Eis, porém, que, um belo dia, um vendedor ambulante de bilhete de loteria passando por ali se encantou com a galinhazinha, embora ela fosse raquítica, despenada, desdentada e feia, conforme já dito. Mas a vida é assim mesmo, cheia de mistérios; e amor é coisa que a gente não explica, amor é coisa que a gente sente; e quem ama o feio bonito lhe parece e o amor do ambulante pela galinha foi fulminante, amor à primeira vista. Ele propôs, então, ao pobre homem pobre um negócio: — Fico com a galinha em troca destas três últimas frações da federal, corre amanhã, é o avestruz, meu, vai que você ganha, já pensou?
O pobre homem pobre a princípio rejeitou veementemente a oferta do vendedor ambulante de bilhete de loteria. Aquela galinha era seu único bem, e ele pensava bem muito menos no sentido material e muito mais no sentido espiritual. Ela era sua fiel companheira das horas alegres, que eram tão poucas, e das horas tristes, que eram tantas. Dos dias ensolarados e dos nem tanto. Das noites quentes e, principalmente, das noites frias. Mas o vendedor ambulante de bilhete de loteria, como bom vendedor, colocou toda a Ciência Retórica a serviço de sua causa, e argumentou e contra-argumentou até que conseguiu convencer o pobre homem pobre. Seu argumento final arrasador foi que, se ele (o pobre homem pobre) realmente amava a bichinha, devia deixar de lado seu egoísmo, e aceitar o negócio para o bem dela, pois do jeito que as coisas estavam, se ela não morresse antes esmagada sob as rodas de um carro, muito breve ia morrer de inanição; enquanto ele (o vendedor ambulante de bilhete de loteria) podia dar um galinheiro decente pra ela, além de ração balanceada à vontade, diariamente.
Fechado o negócio, o vendedor ambulante de bilhete de loteria meteu a galinha cocoricó no sovaco e sus se picou dali. Aquele dia, o pobre homem pobre passou uma noite de cão sem a galinhazinha sua fiel companheira. No dia seguinte madrugou, saiu logo cedo e ficou o dia todo catando papel (catar papel era seu meio miserável, porém honesto, de subsistência).

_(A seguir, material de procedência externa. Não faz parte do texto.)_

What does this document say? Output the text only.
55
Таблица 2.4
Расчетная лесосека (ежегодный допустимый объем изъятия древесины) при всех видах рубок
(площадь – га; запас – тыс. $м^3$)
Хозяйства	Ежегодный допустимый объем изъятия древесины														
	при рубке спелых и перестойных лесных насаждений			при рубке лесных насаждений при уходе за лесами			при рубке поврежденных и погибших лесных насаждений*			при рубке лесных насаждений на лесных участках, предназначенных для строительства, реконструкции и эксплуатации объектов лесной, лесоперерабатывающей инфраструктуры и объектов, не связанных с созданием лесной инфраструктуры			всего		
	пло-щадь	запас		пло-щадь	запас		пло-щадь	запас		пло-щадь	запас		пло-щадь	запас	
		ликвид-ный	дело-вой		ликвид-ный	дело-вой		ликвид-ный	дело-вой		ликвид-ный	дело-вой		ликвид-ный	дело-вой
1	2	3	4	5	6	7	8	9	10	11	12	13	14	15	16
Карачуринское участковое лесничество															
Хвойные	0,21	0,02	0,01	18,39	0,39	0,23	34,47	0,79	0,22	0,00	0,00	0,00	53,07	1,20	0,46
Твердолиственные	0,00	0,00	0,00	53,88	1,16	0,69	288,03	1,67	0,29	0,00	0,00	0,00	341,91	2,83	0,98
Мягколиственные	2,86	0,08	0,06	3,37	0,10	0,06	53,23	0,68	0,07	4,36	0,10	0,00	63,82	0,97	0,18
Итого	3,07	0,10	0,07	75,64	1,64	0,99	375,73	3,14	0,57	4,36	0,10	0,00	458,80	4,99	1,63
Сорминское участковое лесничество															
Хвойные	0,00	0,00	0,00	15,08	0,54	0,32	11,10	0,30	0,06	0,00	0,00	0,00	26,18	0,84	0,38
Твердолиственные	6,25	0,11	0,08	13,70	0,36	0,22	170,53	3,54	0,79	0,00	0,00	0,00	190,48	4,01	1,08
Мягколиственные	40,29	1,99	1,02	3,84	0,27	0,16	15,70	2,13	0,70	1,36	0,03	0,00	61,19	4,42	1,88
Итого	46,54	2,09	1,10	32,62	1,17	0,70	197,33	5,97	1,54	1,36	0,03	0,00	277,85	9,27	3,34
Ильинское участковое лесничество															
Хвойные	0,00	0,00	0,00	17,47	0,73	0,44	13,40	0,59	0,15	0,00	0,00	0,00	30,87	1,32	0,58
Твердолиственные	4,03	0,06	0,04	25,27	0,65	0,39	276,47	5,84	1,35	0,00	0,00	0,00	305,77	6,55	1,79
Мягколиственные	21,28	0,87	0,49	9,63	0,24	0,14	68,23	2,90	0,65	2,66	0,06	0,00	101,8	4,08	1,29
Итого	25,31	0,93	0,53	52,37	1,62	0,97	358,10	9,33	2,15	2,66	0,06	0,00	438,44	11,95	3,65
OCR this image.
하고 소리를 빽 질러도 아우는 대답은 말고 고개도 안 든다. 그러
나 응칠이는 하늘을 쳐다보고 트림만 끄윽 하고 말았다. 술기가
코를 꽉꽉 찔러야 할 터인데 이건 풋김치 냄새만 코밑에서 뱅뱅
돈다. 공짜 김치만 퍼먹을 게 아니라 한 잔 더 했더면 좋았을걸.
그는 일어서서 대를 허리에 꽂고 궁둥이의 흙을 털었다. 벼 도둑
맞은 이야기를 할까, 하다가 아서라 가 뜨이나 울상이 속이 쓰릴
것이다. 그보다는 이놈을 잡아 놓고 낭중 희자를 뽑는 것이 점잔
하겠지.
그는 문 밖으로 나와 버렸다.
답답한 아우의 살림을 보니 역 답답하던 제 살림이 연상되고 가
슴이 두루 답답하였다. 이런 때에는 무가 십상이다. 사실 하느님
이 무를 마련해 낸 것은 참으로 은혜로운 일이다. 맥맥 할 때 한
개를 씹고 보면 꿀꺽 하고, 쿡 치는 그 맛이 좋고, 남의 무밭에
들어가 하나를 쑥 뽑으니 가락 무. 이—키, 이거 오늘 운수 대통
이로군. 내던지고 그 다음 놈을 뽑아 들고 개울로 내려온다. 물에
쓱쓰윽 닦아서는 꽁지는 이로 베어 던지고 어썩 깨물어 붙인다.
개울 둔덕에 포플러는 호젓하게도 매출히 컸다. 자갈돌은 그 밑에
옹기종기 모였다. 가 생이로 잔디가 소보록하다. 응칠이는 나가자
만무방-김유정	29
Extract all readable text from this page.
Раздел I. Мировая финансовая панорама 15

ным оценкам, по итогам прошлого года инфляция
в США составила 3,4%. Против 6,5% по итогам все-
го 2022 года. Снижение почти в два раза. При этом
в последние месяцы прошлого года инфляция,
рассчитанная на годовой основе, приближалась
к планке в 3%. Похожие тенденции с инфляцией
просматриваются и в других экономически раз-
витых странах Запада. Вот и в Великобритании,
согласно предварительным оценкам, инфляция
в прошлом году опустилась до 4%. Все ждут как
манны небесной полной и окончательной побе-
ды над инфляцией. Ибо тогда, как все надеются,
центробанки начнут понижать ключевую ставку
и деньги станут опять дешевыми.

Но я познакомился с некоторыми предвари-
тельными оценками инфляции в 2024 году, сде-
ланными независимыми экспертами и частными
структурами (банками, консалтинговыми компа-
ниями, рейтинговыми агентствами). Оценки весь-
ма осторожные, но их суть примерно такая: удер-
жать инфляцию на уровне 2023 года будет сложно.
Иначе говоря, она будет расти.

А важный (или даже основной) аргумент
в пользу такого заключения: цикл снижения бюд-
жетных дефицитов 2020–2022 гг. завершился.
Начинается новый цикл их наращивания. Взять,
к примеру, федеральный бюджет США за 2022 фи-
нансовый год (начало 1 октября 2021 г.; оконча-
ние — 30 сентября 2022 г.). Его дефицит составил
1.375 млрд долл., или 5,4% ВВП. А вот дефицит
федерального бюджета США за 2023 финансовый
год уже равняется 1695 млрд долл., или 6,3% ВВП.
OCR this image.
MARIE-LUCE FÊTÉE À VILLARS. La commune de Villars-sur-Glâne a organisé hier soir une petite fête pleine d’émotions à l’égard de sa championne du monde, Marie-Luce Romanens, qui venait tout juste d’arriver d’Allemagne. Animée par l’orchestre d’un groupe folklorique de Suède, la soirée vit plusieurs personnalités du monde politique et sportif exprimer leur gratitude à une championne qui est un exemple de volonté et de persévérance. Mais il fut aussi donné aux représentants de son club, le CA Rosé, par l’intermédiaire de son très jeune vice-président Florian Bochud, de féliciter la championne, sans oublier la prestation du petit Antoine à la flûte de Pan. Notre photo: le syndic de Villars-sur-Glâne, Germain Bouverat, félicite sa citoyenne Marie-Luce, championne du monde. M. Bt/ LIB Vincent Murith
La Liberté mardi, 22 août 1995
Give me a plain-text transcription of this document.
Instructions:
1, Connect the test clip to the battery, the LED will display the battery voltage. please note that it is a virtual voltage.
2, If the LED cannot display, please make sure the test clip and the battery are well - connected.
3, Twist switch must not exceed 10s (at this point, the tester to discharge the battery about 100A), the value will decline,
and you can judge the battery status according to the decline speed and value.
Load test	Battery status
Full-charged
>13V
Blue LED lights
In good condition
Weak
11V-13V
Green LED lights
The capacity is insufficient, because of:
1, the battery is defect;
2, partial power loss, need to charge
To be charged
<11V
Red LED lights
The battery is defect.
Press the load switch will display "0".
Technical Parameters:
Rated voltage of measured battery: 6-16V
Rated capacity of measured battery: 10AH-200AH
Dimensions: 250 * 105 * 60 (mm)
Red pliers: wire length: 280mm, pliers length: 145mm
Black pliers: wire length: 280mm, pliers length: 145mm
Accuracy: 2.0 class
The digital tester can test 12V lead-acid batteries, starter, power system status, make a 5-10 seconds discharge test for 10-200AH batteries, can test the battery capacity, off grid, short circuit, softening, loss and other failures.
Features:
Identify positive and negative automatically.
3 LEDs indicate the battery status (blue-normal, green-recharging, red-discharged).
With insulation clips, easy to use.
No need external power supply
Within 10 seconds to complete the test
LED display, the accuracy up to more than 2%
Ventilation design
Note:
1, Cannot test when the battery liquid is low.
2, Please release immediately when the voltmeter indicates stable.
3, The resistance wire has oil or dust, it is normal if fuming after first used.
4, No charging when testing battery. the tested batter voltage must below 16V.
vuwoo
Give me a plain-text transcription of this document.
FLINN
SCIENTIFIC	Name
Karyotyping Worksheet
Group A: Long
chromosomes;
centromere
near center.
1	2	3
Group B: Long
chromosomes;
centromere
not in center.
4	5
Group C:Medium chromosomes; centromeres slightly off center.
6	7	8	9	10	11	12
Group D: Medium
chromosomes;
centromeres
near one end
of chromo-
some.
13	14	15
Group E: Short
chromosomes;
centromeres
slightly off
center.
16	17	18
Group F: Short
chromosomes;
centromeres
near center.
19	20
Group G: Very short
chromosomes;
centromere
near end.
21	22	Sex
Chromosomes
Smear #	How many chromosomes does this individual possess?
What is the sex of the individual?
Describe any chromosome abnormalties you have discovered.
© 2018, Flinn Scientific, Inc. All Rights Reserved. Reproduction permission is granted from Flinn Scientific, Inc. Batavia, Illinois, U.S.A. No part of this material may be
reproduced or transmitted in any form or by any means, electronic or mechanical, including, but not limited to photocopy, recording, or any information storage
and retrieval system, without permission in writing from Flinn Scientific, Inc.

No final da tarde, ao passar diante de uma casa lotérica, lembrou-se de conferir o resultado. O número sorteado no primeiro prêmio era igualzinho ao número impresso nos seus três bilhetes. O pobre homem pobre deixou de ser pobre (não ficou milionário, mas deixou de ser pobre). Comprou um sobradinho cinco por vinte e cinco geminado num bairro classe média média. Comprou um opala quatro portas. Botou o resto do dinheiro na poupança e passou a viver de juros. Jurou nunca mais catar papel. Hoje só cata pulga do seu novo fiel companheiro vira-lata e coça o saco (o seu não o do cachorro).